Nuclear magnetic resonance studies in coordination Chemistry VI. Kinetic studies of reactions involving [(1,5-Cyclooctadiene)IrCl] 2 and triphenylarsine or triphenylphosphine

Abstract

NMR kinetic investigations have been carried out on systems containing the 1,5-cyclooctadiene complexes (COD)IrCl(L) as such or in combination with [(COD)IrCl] 2 or L(L=AsPh 3 or PPh 3). The results for mixtures of (COD)IrCl(L) and L indicate that at low temperatures (−70 to −40°) an exchange of L occurs via the five-coordinate species ( COD)IrCl(L) 2, which is in equilibrium with much smaller amounts of the ionic species [(COD)Ir(L) 2] +Cl −. With (COD)IrCl(AsPh 3) and [(COD)IrCl] 2 reactions of dissociated triphenylarsine with both the monomeric and dimeric complexes are observed.
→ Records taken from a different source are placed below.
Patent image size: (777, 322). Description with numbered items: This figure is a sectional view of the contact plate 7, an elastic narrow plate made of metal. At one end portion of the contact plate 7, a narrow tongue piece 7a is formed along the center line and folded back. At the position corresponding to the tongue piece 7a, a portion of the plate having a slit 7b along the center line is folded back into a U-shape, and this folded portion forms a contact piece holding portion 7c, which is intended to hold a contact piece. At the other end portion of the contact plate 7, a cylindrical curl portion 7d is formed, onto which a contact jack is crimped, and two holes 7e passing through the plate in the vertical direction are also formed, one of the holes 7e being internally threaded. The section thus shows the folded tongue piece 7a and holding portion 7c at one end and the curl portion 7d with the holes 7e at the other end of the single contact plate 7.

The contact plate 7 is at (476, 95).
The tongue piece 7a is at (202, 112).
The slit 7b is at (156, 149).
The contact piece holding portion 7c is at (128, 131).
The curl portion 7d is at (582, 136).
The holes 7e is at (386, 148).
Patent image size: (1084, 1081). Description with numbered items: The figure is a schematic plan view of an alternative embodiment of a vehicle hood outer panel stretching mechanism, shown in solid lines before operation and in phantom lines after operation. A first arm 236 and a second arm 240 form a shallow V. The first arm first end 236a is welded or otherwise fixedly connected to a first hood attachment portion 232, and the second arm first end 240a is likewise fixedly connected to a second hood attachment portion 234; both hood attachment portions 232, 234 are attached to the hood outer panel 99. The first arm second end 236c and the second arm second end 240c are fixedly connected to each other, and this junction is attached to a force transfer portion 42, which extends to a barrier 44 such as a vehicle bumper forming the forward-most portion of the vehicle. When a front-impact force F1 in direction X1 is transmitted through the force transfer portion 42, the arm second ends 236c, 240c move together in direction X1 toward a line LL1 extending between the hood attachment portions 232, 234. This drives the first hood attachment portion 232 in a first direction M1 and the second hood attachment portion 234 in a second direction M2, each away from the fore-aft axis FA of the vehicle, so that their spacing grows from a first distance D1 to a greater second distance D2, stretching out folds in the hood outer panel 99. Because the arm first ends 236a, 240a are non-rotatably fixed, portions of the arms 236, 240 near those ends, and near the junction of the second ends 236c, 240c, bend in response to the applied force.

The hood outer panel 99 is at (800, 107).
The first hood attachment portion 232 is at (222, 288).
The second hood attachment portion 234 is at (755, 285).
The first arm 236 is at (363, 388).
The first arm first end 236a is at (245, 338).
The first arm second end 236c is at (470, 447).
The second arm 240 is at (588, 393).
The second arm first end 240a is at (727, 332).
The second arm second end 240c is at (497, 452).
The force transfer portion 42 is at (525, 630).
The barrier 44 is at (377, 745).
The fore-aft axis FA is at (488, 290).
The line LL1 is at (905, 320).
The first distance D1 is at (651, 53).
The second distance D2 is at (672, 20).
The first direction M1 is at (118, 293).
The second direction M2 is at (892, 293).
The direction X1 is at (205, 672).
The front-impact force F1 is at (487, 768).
Linebroadening was not noted when triphenylarsine was replaced by triphenylphosphine. Furthermore, it was found that (COD)IrCl(AsPh 3) reacts with Cl − and 1,5-cyclooctadiene. The reaction with 1,5-cyclooctadiene does not involve exchange between the coordinated and the free diolefin. The results are compared with those of the isoelectronic and isostructural rhodium systems.